The biggest piece of advice, advice which I rarely came across in my reading through all the advice books, is that your guests will have fun pretty much no matter what you do. They are there to have a good time. This even goes for those annoying relatives who insisted that you absolutely have to wear petunias and raised such a fuss when you went ahead and ordered begonias instead. Once the wedding starts, they'll forget all about it. And if they don't, instead complaining that everything is utterly ruined throughout the entire day, well, then you're glad they're having a miserable time, right?
So do what you want. Sing if you want to (as long as you can sing well, preferably. You don't want to actively chase away your guests).

The corollary to that (and this is even rarer and better advice) is that your guests notice a lot less about what's going on than you do. You have been elbow-deep in the wedding planning. As a consequence, you know the size of every napkin, the color of every ribbon, the number of hours you spent picking out suitable favors. Your guests, on the other hand, might notice that the bride is wearing a big white poofy dress.

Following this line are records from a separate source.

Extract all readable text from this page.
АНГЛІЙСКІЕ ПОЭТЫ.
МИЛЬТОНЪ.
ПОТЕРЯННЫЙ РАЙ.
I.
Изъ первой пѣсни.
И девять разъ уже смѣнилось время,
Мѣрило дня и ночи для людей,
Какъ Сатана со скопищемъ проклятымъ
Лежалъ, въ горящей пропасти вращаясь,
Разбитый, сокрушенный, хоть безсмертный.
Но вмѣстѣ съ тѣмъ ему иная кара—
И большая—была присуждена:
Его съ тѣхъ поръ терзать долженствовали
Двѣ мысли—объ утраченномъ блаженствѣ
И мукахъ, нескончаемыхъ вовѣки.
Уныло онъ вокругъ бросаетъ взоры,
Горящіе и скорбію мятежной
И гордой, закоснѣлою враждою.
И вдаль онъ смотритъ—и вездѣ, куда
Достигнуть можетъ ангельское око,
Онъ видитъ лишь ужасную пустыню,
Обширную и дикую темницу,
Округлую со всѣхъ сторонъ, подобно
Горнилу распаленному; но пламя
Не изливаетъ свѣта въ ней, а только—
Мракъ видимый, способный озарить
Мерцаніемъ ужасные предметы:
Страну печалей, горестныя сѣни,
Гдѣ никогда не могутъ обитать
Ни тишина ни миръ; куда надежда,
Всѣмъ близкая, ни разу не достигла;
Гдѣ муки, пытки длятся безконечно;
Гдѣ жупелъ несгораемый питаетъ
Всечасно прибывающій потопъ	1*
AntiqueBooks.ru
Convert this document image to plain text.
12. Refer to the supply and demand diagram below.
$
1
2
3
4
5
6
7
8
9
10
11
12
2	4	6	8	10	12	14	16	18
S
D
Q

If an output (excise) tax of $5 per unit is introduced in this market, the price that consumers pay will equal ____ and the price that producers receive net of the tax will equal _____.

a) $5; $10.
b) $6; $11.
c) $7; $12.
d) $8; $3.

Consider your first day at a new job. All your new coworkers know everything about anything, it seems, while you can't remember where the bathroom is. Now switch places. Of course you know everything about your wedding. Your guests just can't - they're too overwhelmed with trying to talk to you, grab an appetizer, and pick up a date for the evening at the same time to notice that the coasters are the exact same shade as the bridesmaid's fingernail polish.

Heck, we had printed up table cards that had our new address and phone number on the back (which we thought was a great idea). Every guest got one, of course. And you wouldn't believe the number of people who asked us for our new address after the reception. Not because they lost their card. But because they didn't even notice the address was there in the first place and thus didn't bother to keep it!

And then remember, since the reception is just a big party, that, despite what the Evil Wedding Industry says, there's nothing that you have to do. (This doesn't necessarily apply to your choice of service, of course. That's between you and your efficient and the local government.) As for the reception, if you don't want to do it, don't do it. If you do want to do it, do it. Simple as that.

Putting this all together can save you both money and annoyance. An example of a specific application of this would be save a few bucks and ditch the aisle runner. Either people won't notice, won't care that you don't have one, or won't say anything because the wedding still took place without it. And money aside, ditching a little thing like that means a little less to worry about (where to get one, arguing over what it should look like, who is going to unroll it, when is it going to be delivered, who has to remove it from the church, etc.), and therefore a little less that can go wrong. And little things will add up in a big way. And suddenly you're happier, as long as you ignore the protestations of your parents.

That brings me to another piece of advice. Ignore the protestations of your parents. It might not be easy, and you may eventually have to give in a little here and there. But you'll be happier if you can smile and nod and then do what you want anyway.

It's amazing what one can do away with and still have a charming semi-formal reception that everyone will enjoy. It's amazing how nearly nobody told us they noticed that most of this was missing. And it made our wedding that much more not like everyone else's.